Der Regierungsrat beantragt dem Landrat, die Motion betreffend die Anpassung des Gesetzes über das öffentliche Beschaffungswesen (Submissionsgesetz) gutzuheissen. Die Arbeiten für eine Totalrevision sind schon seit geraumer Zeit im Gange. Noch im ersten Halbjahr sollen der Beitritt zur interkantonalen Vereinbarung und die kantonalen Ausführungsbestimmungen in die Vernehmlassung gegeben werden.

Die Landräte Toni Niederberger, Stans, und Armin Odermatt, Büren, fordern in ihrer Motion vom Regierungsrat, dass dieser dem Landrat möglichst bald einen Beschluss zum Beitritt zur revidierten interkantonalen Vereinbarung über das öffentliche Beschaffungswesen (IVöB 2019) vorlegt und das kantonale Submissionsrecht angepasst wird. Ziel müsse es laut Motion sein, dass bei Ausschreibung und Vergaben von Natursteinprodukten und Konstruktionsholz inländische Produzenten im Bereich des Möglichen bevorzugt werden. Bei Ausschreibungen von Betonarbeiten soll zudem auch Recycling-Beton
eine Option sein.

Der Regierungsrat unterstützt die Motion im Grundsatz und hält in seiner Antwort fest, dass es für den Beitritt zur interkantonalen Vereinbarung eine Totalrevision der kantonalen Submissionsgesetzgebung benötigt. An dieser Vorlage wird seit geraumer Zeit gearbeitet. Zeitgleich mit dem Entwurf des Beitrittsbeschlusses sollen der Gesetzesentwurf und die dazugehörende Verordnung vorgelegt werden. Ziel ist es, dass der Regierungsrat alle Unterlagen im ersten Halbjahr 2022 zuhanden der externen
Vernehmlassung verabschieden kann.

Grundsätzen des Beschaffungsrechts ist Rechnung zu tragen

Zur Thematik von Ausschreibungen und Vergaben betont der Regierungsrat, dass es zumindest für Beschaffungen im Staatsvertragsbereich weitergehende Übereinkommen zu beachten gilt, welche übergeordnete Vorgaben machen, die nicht umgangen werden können. Im Bereich, der nicht von Staatsverträgen erfasst wird, ist das Bundesgesetz über den Binnenmarkt zu berücksichtigen. Auch kann die interkantonale Vereinbarung über das öffentliche Beschaffungswesen nicht durch kantonale
Ausführungsbestimmungen abgeändert werden.

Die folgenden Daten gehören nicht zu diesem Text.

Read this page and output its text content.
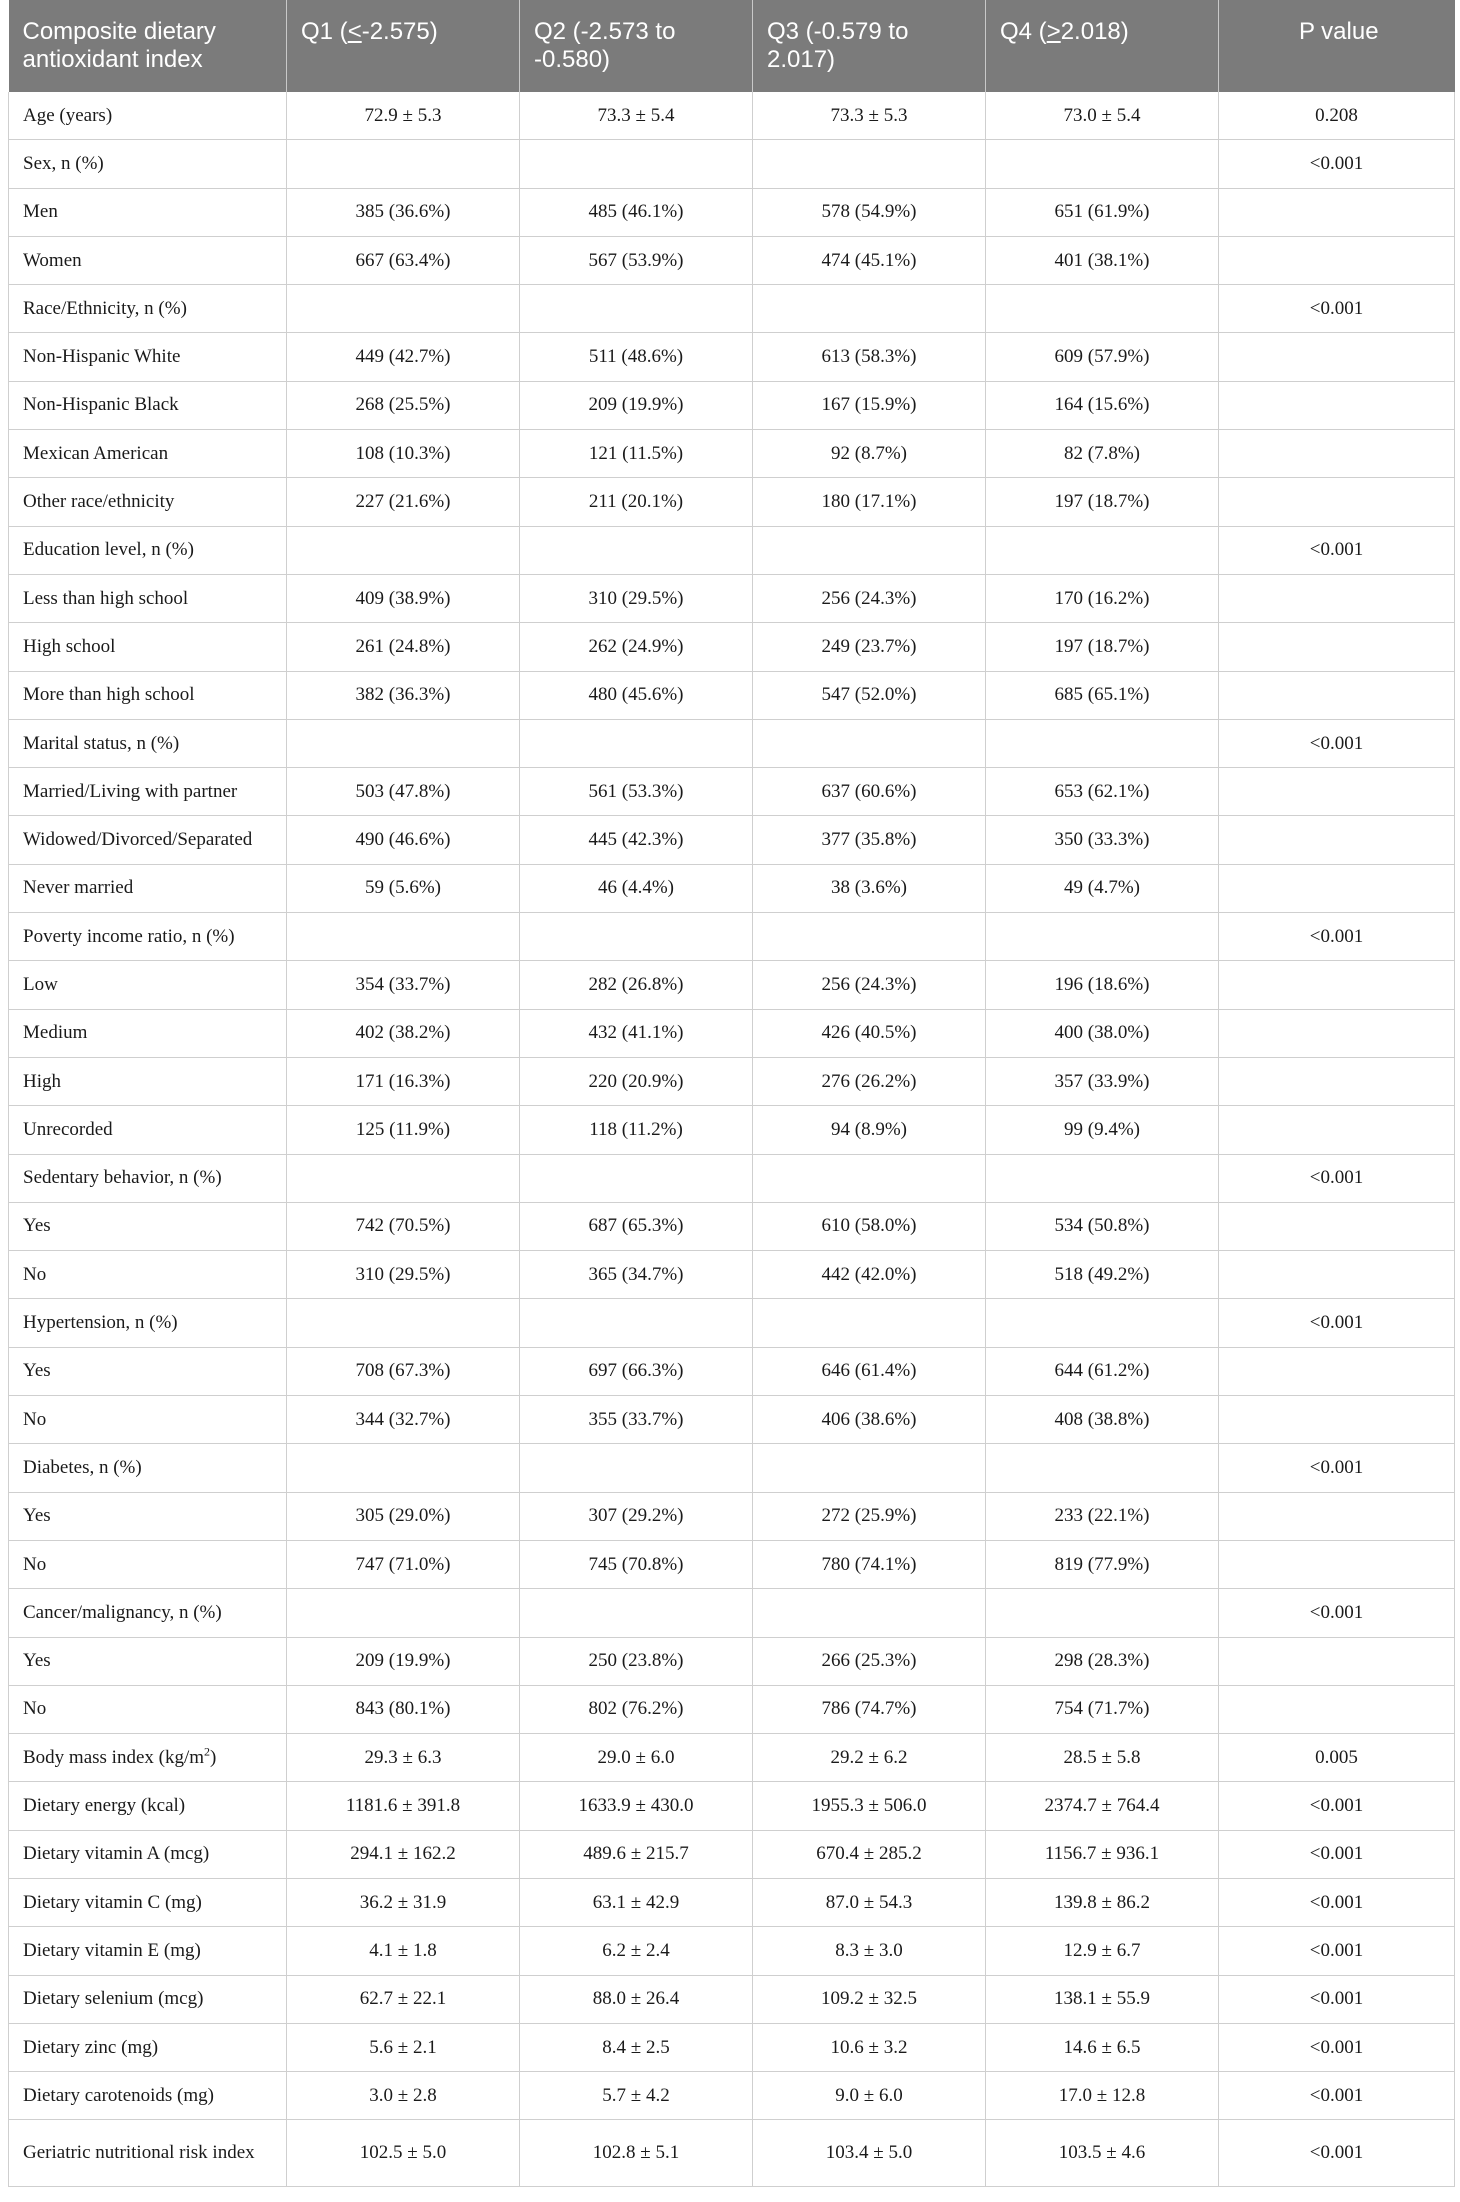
Composite dietary antioxidant index	Q1 (<-2.575)	Q2 (-2.573 to -0.580)	Q3 (-0.579 to 2.017)	Q4 (>2.018)	P value
Age (years)	72.9 ± 5.3	73.3 ± 5.4	73.3 ± 5.3	73.0 ± 5.4	0.208
Sex, n (%)					<0.001
Men	385 (36.6%)	485 (46.1%)	578 (54.9%)	651 (61.9%)	
Women	667 (63.4%)	567 (53.9%)	474 (45.1%)	401 (38.1%)	
Race/Ethnicity, n (%)					<0.001
Non-Hispanic White	449 (42.7%)	511 (48.6%)	613 (58.3%)	609 (57.9%)	
Non-Hispanic Black	268 (25.5%)	209 (19.9%)	167 (15.9%)	164 (15.6%)	
Mexican American	108 (10.3%)	121 (11.5%)	92 (8.7%)	82 (7.8%)	
Other race/ethnicity	227 (21.6%)	211 (20.1%)	180 (17.1%)	197 (18.7%)	
Education level, n (%)					<0.001
Less than high school	409 (38.9%)	310 (29.5%)	256 (24.3%)	170 (16.2%)	
High school	261 (24.8%)	262 (24.9%)	249 (23.7%)	197 (18.7%)	
More than high school	382 (36.3%)	480 (45.6%)	547 (52.0%)	685 (65.1%)	
Marital status, n (%)					<0.001
Married/Living with partner	503 (47.8%)	561 (53.3%)	637 (60.6%)	653 (62.1%)	
Widowed/Divorced/Separated	490 (46.6%)	445 (42.3%)	377 (35.8%)	350 (33.3%)	
Never married	59 (5.6%)	46 (4.4%)	38 (3.6%)	49 (4.7%)	
Poverty income ratio, n (%)					<0.001
Low	354 (33.7%)	282 (26.8%)	256 (24.3%)	196 (18.6%)	
Medium	402 (38.2%)	432 (41.1%)	426 (40.5%)	400 (38.0%)	
High	171 (16.3%)	220 (20.9%)	276 (26.2%)	357 (33.9%)	
Unrecorded	125 (11.9%)	118 (11.2%)	94 (8.9%)	99 (9.4%)	
Sedentary behavior, n (%)					<0.001
Yes	742 (70.5%)	687 (65.3%)	610 (58.0%)	534 (50.8%)	
No	310 (29.5%)	365 (34.7%)	442 (42.0%)	518 (49.2%)	
Hypertension, n (%)					<0.001
Yes	708 (67.3%)	697 (66.3%)	646 (61.4%)	644 (61.2%)	
No	344 (32.7%)	355 (33.7%)	406 (38.6%)	408 (38.8%)	
Diabetes, n (%)					<0.001
Yes	305 (29.0%)	307 (29.2%)	272 (25.9%)	233 (22.1%)	
No	747 (71.0%)	745 (70.8%)	780 (74.1%)	819 (77.9%)	
Cancer/malignancy, n (%)					<0.001
Yes	209 (19.9%)	250 (23.8%)	266 (25.3%)	298 (28.3%)	
No	843 (80.1%)	802 (76.2%)	786 (74.7%)	754 (71.7%)	
Body mass index $(kg/m^2)$	29.3 ± 6.3	29.0 ± 6.0	29.2 ± 6.2	28.5 ± 5.8	0.005
Dietary energy (kcal)	1181.6 ± 391.8	1633.9 ± 430.0	1955.3 ± 506.0	2374.7 ± 764.4	<0.001
Dietary vitamin A (mcg)	294.1 ± 162.2	489.6 ± 215.7	670.4 ± 285.2	1156.7 ± 936.1	<0.001
Dietary vitamin C (mg)	36.2 ± 31.9	63.1 ± 42.9	87.0 ± 54.3	139.8 ± 86.2	<0.001
Dietary vitamin E (mg)	4.1 ± 1.8	6.2 ± 2.4	8.3 ± 3.0	12.9 ± 6.7	<0.001
Dietary selenium (mcg)	62.7 ± 22.1	88.0 ± 26.4	109.2 ± 32.5	138.1 ± 55.9	<0.001
Dietary zinc (mg)	5.6 ± 2.1	8.4 ± 2.5	10.6 ± 3.2	14.6 ± 6.5	<0.001
Dietary carotenoids (mg)	3.0 ± 2.8	5.7 ± 4.2	9.0 ± 6.0	17.0 ± 12.8	<0.001
Geriatric nutritional risk index	102.5 ± 5.0	102.8 ± 5.1	103.4 ± 5.0	103.5 ± 4.6	<0.001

Was den ökologischen Aspekt bei der Ausschreibung von Arbeiten betrifft, so stellt dieser ein öffentliches Interesse dar, das im Rahmen einer Submission zu beachten ist. Allerdings sind alle drei Nachhaltigkeitsaspekte – Wirtschaft, Umwelt und Gesellschaft – möglichst ausgewogen zu berücksichtigen. Zudem muss auch den anderen Grundsätzen des Beschaffungsrechts wie dem Diskriminierungsverbot, wonach ein gleichrangiger und gleichwertiger Zugang zu den öffentlichen Beschaffungsmärkten gewährleistet werden muss, Rechnung getragen werden.